Behind the Factory
The shop on the corner—a
light burning in the window—the window, to know how late you were.
The radiator—throbbing amidst unfolded chairs. Never a venue as
warm as this. But not “cozy”—nice bare walls. Neither
bar-room brawl, nor the dusty bric-brac of bookshops. A clean, (sort of)
well-lighted place. Comparable to East-West Gallery on Notting Hill in
London, or to the Segue space on Manhattan’s Lower East Side—though
not as dry as either of these—Cornershop seemed singularly dedicated
to the work of listening and seeing, when the heat was on. (No ulterior
purpose here.) And it was definitely on, my first winters in Buffalo—on
average every other week.
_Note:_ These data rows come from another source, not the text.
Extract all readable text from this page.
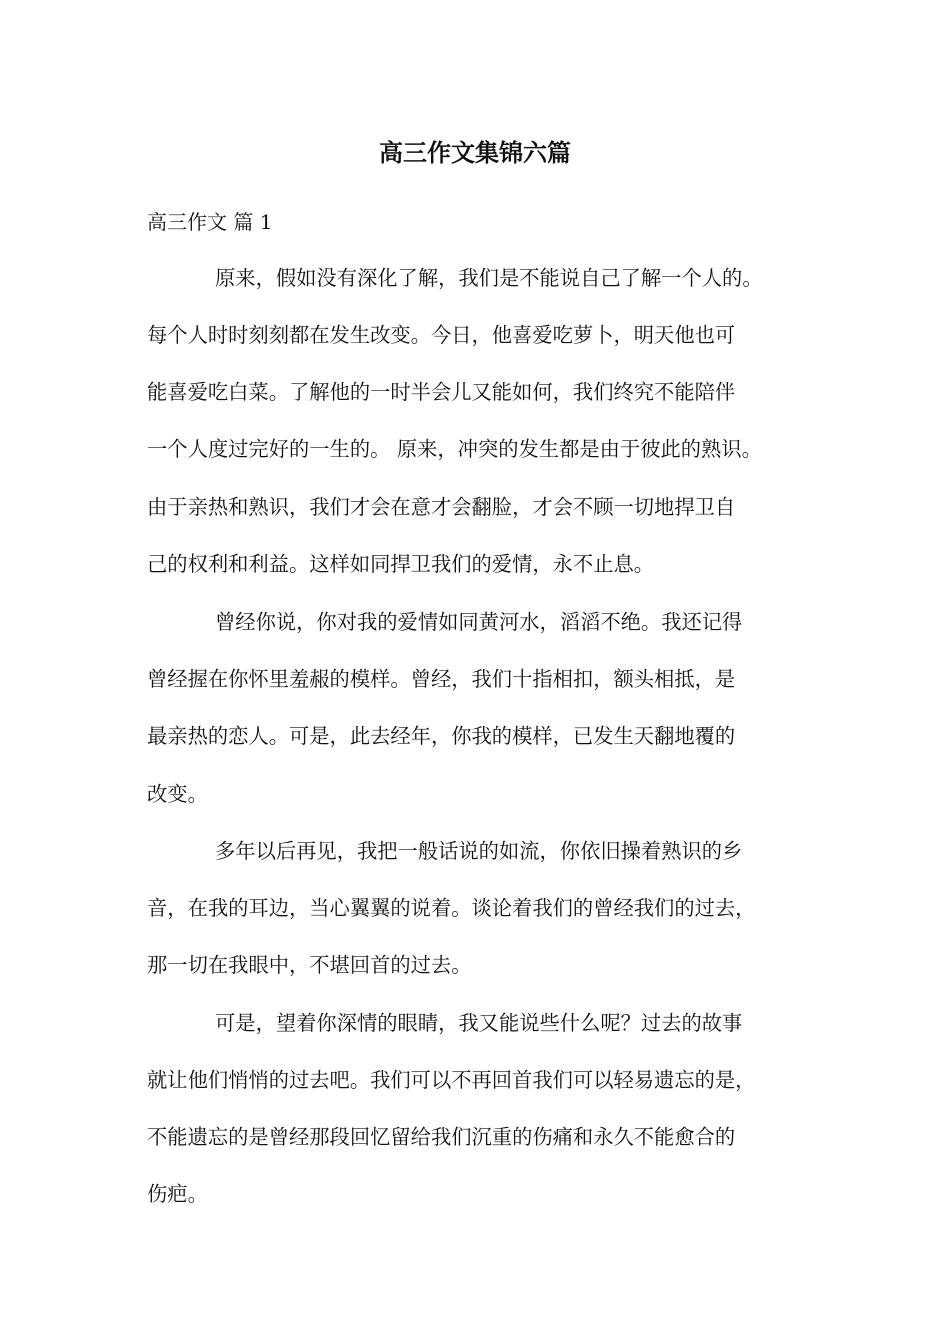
高三作文集锦六篇
高三作文 篇 1
原来，假如没有深化了解，我们是不能说自己了解一个人的。
每个人时时刻刻都在发生改变。今日，他喜爱吃萝卜，明天他也可
能喜爱吃白菜。了解他的一时半会儿又能如何，我们终究不能陪伴
一个人度过完好的一生的。 原来，冲突的发生都是由于彼此的熟识。
由于亲热和熟识，我们才会在意才会翻脸，才会不顾一切地捍卫自
己的权利和利益。这样如同捍卫我们的爱情，永不止息。
曾经你说，你对我的爱情如同黄河水，滔滔不绝。我还记得
曾经握在你怀里羞赧的模样。曾经，我们十指相扣，额头相抵，是
最亲热的恋人。可是，此去经年，你我的模样，已发生天翻地覆的
改变。
多年以后再见，我把一般话说的如流，你依旧操着熟识的乡
音，在我的耳边，当心翼翼的说着。谈论着我们的曾经我们的过去，
那一切在我眼中，不堪回首的过去。
可是，望着你深情的眼睛，我又能说些什么呢？过去的故事
就让他们悄悄的过去吧。我们可以不再回首我们可以轻易遗忘的是，
不能遗忘的是曾经那段回忆留给我们沉重的伤痛和永久不能愈合的
伤疤。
With wine, with poetry, or virtue, as one chose
. . . Perhaps my first Poetics memory at Buffalo: Linda Russo opening
for Joseph Lease; Susan Howe and Robert Creeley scrunched in the front
row, a full house of colleagues in Poetics, heady time. But my first visit
to Cornershop had been two weeks earlier, for a projection of Jack Smith’s
Flaming Creatures, Ken Jacob’s Little Stabs of Happiness, with Tony
“Velvet U” Conrad spinning Mondo vinyl. I love the smell of
a hot projector, and Cornershop (like its cousin Squeaky Wheel) brought
this close. (And it was a high point, in my six years at Buffalo, for
crossovers between English Dept. and Media Studies types—as in Paul
Vanouse’s demonstration of his audience-powered history machine,
Terminal Time.) More than anything, as a site for material poetics, Cornershop
was materials: celluloid, vinyl, circuits, paint and wax, plywood, gas,
Labatt’s Blue or Cheap Chilean red . . . Anything could spiral out,
skip a groove, rip a sprocket, blow the fuse, get spilled or cracked at
Cornershop. Writers, musicians, artists, film-makers, we came out of thrift-store
coats into our riotous skin, for a couple of hours. Art galleries can
be deadly spaces for poetry: not Cornershop, where curatorial light came
with human presence, drinks at cost (and plentiful), and the conversation
as critical, or silly, as one liked. Mike and Natalie Basinski regularly
touted Meow Press titles in the shop window. I admired Anya’s no-nonsense,
personal vigilance over the beer cooler, the donation hat, the lightbulbs.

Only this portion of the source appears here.